Majestic Affair is not impressed by you. Photo by The Racing Biz.

Majestic Affair is not impressed by you. Photo by The Racing Biz.

by Frank Vespe

Majestic Affair’s not a big horse, which isn’t the same as saying he’s not a fast one.

“The smaller they are, the harder they try,” said jockey Kendrick Carmouche, who after yesterday’s comfortable Frank Whiteley, Jr. Stakes score at Laurel Park has now ridden the gelded son of Majesticperfection in four consecutive starts, three of them wins.

For the third time in those four races, Majestic Affair went off at odds-on.  After the scratch of likely second choice Golden Years, Majestic Affair went off at 1-5, with Notional Debt (6.10-1) the only other horse to be less than 10-1.

That was no surprise; trained by Chad Brown, Majestic Affair had improved his Beyer speed figures in three consecutive races, culminating in a gaudy 97 earned while winning the Cappy Caposella Stakes at Aqueduct by nearly six months earlier in the month.  With a stakes win and a stakes placing under his belt already, the Chad Brown trainee clearly possessed the race’s best resume.

Once the gates opened, Majestic Affair broke alertly and immediately put himself in a good spot.

“He ran a very good race today,” said Carmouche.  “I thought he would be a little closer today, which was fine with me, coming off a [six furlong race].”  Never more than two back, he zipped up to the lead after a half-mile and then widened to a 5 3/4 length score.

With just six starts under his best — including two stakes win and a stakes placing, and earnings of $184,000 — Majestic Affair’s future is exceptionally bright.

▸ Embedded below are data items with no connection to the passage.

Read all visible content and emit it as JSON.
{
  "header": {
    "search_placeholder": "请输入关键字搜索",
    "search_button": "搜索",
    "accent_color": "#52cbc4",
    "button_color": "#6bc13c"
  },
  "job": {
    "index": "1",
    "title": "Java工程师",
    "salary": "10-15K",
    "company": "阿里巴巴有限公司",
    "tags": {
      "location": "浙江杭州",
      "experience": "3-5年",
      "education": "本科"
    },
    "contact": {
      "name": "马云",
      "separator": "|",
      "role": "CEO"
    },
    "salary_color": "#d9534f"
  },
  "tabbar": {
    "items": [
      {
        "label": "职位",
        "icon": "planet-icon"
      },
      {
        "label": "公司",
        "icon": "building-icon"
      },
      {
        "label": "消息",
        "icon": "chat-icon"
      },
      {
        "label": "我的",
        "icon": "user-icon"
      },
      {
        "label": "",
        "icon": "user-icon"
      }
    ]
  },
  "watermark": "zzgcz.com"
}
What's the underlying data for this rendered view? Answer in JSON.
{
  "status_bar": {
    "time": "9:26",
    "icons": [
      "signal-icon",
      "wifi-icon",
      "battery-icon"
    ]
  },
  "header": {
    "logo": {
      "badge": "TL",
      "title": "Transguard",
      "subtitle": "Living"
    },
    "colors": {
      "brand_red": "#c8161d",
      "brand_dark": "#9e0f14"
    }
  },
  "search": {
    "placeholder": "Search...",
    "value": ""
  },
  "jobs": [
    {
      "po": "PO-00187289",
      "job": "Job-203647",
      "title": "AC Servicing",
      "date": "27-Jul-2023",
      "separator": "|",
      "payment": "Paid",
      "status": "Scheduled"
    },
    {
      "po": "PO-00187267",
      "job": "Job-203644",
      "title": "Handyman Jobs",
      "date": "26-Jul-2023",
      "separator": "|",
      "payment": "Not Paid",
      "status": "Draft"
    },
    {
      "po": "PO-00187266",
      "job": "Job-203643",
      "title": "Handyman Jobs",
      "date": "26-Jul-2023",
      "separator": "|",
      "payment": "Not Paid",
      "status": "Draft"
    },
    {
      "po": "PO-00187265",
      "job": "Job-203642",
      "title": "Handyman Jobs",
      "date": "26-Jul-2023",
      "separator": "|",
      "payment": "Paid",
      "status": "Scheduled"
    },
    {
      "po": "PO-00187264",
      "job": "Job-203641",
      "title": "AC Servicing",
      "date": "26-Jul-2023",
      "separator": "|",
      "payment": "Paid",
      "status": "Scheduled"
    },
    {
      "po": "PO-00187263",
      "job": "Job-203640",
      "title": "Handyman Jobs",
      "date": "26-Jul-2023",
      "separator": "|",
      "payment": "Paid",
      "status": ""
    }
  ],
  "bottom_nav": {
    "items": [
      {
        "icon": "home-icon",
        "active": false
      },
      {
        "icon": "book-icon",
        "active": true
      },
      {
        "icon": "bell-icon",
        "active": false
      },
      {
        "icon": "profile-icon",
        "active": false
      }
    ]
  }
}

And Carmouche, for one, doesn’t think it needs to be limited to one-turn sprints.

“I think he wants to go two turns, to be honest,” the veteran rider said, making a virtue of the horse’s modest stature.  “The smaller the horse is, it’s most likely horses can go further the smaller they is because their feet just get in a good rhythm.  They don’t have to be speed-chasing the whole time.”

Of course, a three-year-old who can go two turns finds a brave new world of opportunity open to him.

But Carmouche isn’t getting ahead of himself.

“With all that being said,” he added,  “Chad Brown knows what to do.  I’d just like to stay on him and make sure that I win races.”